An analysis of the assets and costs to be reallocated in a cost segregation study should be conducted by a qualified engineer who has significant experience performing cost segregation studies. Why? Because a trained engineer is solely qualified to identify, qualify and value all the assets. It is our professional assessment that approximately 20% - 35% of the assets that qualify for acceleration will not be identified without a trained engineer conducting the study.

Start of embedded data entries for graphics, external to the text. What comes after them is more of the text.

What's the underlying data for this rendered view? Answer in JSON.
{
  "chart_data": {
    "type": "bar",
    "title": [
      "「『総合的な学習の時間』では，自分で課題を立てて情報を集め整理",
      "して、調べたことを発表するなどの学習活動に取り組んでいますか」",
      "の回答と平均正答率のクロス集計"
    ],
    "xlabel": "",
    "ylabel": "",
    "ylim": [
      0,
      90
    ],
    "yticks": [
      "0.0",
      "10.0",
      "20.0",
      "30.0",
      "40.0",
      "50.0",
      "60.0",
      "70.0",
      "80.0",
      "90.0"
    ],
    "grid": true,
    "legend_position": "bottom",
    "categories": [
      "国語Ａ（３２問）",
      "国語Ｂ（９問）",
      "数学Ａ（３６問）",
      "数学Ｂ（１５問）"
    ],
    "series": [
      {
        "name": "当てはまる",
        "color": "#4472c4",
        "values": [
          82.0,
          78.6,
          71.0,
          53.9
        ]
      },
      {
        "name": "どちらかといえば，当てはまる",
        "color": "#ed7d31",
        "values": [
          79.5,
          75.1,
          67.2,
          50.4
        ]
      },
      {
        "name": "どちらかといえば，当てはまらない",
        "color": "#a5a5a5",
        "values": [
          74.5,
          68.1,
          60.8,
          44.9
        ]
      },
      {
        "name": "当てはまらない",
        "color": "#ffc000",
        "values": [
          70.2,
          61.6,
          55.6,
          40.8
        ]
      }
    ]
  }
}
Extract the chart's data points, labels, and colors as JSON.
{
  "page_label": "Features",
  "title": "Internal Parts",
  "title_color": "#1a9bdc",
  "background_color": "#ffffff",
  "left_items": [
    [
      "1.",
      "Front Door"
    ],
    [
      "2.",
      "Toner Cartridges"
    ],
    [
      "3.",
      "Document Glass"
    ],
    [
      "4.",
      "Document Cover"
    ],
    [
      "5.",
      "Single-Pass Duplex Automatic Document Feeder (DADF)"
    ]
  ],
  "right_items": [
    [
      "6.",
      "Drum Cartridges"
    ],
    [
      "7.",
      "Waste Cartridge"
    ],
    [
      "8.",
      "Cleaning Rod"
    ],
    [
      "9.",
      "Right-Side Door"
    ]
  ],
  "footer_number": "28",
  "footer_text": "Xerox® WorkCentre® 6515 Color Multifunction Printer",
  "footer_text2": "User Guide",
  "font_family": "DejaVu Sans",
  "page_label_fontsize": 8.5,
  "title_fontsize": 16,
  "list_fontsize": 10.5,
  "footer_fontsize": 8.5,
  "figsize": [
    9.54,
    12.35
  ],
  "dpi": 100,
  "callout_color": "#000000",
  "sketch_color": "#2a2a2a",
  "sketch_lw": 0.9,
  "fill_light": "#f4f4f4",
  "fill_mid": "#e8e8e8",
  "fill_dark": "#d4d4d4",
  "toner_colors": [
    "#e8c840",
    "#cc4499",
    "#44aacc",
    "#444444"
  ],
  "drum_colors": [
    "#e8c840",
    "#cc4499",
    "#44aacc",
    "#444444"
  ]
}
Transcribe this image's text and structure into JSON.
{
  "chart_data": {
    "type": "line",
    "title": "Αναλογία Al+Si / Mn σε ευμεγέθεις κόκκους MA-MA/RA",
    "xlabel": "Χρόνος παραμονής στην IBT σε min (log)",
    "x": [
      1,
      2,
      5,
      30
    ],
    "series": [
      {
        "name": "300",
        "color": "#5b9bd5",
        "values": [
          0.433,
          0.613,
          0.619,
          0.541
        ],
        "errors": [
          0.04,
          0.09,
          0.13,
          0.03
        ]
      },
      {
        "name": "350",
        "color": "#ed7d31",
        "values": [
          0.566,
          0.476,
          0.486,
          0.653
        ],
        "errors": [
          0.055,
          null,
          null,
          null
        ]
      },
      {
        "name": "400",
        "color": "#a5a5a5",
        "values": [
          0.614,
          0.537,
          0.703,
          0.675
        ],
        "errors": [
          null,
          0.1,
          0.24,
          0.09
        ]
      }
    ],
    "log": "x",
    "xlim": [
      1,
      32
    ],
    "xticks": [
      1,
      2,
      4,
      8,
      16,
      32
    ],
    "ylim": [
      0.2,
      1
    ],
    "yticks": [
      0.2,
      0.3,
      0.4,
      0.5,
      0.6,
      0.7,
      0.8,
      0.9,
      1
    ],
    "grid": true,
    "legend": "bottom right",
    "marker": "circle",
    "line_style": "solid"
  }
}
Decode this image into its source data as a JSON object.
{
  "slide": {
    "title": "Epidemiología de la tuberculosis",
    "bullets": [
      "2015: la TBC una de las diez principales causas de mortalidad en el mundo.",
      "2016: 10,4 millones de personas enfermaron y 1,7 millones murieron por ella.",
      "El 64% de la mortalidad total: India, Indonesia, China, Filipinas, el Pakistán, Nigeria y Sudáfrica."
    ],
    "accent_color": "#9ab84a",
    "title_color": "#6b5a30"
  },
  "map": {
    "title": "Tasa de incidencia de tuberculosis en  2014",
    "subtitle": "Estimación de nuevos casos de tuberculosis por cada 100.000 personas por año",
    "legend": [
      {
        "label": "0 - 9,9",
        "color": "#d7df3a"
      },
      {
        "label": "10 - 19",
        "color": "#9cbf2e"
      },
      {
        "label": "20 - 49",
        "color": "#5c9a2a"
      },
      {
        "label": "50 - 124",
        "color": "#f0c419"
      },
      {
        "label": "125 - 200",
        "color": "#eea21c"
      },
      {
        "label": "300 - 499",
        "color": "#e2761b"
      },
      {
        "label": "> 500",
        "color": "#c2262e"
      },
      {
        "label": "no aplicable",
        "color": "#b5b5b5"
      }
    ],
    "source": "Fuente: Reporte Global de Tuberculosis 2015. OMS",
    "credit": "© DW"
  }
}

While there are many easily identifiable assets that are included in a cost segregation study, the five items listed below are but a small sample of the asset issues that require a trained engineer:

  1. The assessment of structural vs. non-structural assets:
    • An assessment of structural and non-structural assets is made on the facility to determine if an asset qualifies for accelerated depreciation, i.e., non structural assets can be depreciated faster than structural. An engineer can make a justifiable classification of a feature with the conclusion that the item is not related to the operation and maintenance of the base building.
  2. Assessment of Excess Capacity:
    • An assessment on the level of excess in an electrical, mechanical or plumbing system can be made to determine what portion is required strictly for the operation and maintenance of the base building structure. Very often this excess capacity is designed into the system to be able to accommodate the special needs of the business.
  3. Assessment of Special Use Assets:
    • There are numerous assets in most facilities that can be accelerated solely because of their "use". Electrical services to manufacturing or process related equipment, special plumbing or ventilation equipment dedicated to support the operation of equipment should be assessed to determine their extent.
  4. Assessment of Land Improvements:
    • There are assets such as parking, curbing, shrubs, walls, fences, lighting systems, drainage systems can be priced and accelerated. For example, storm water collection systems qualify as a land improvement and perhaps 95% is "invisible". As a result, if plans and drawings are not available, the engineer must reconstruct the entire system on paper and then price it.
  5. Assessment of Allocated Costs:
    • A percentage of the construction related soft costs can be reallocated to the shorter depreciable schedule. These soft costs will usually amount to 14% - 20% of the total projects cost and may be reallocated on a proportional basis to 5, 7 and 15 year property. These costs will often include General Conditions and Contractors Profit and Overhead. For example, a hotel with a $4,000,000 depreciable cost basis may have $600,000 in "soft" costs - (15%). If our engineer is able to accelerate 40% of the total project costs, then 40% of the soft costs ($600,000) can be accelerated. In this example, $240,000 of soft costs would be available for accelerated depreciation.

Summary - Engineering Process:

Because a cost segregation study is really an engineering and financial analysis activity, the IRS strongly suggests that a third party qualified engineering consulting firm perform the study. The IRS stated the following in a memorandum, "Most tax practitioners do not have the necessary expertise to conduct a cost segregation study which is acceptable to the IRS. The standards for such studies are high (see LTR 199921045). Thus, it is generally advisable to work with an outside consultant who specializes in this area."

Bedford engineers are technically competent in this specialized field to satisfy the "expert witness" requirements, should the IRS or their engineers ever challenge the study.

In summary, our "Engineering Process" ensures that we identify all the qualifying assets. As a result, our CPA clients have told us that we deliver the highest tax savings yield and most thorough, comprehensive & detailed report in the industry. In fact, that's our goal? setting the technical excellence standard for the industry. That's validated over and over again by the fact that our client CPA firms (who in aggregate employ thousands of CPA's) engage us to do their cost segregation work.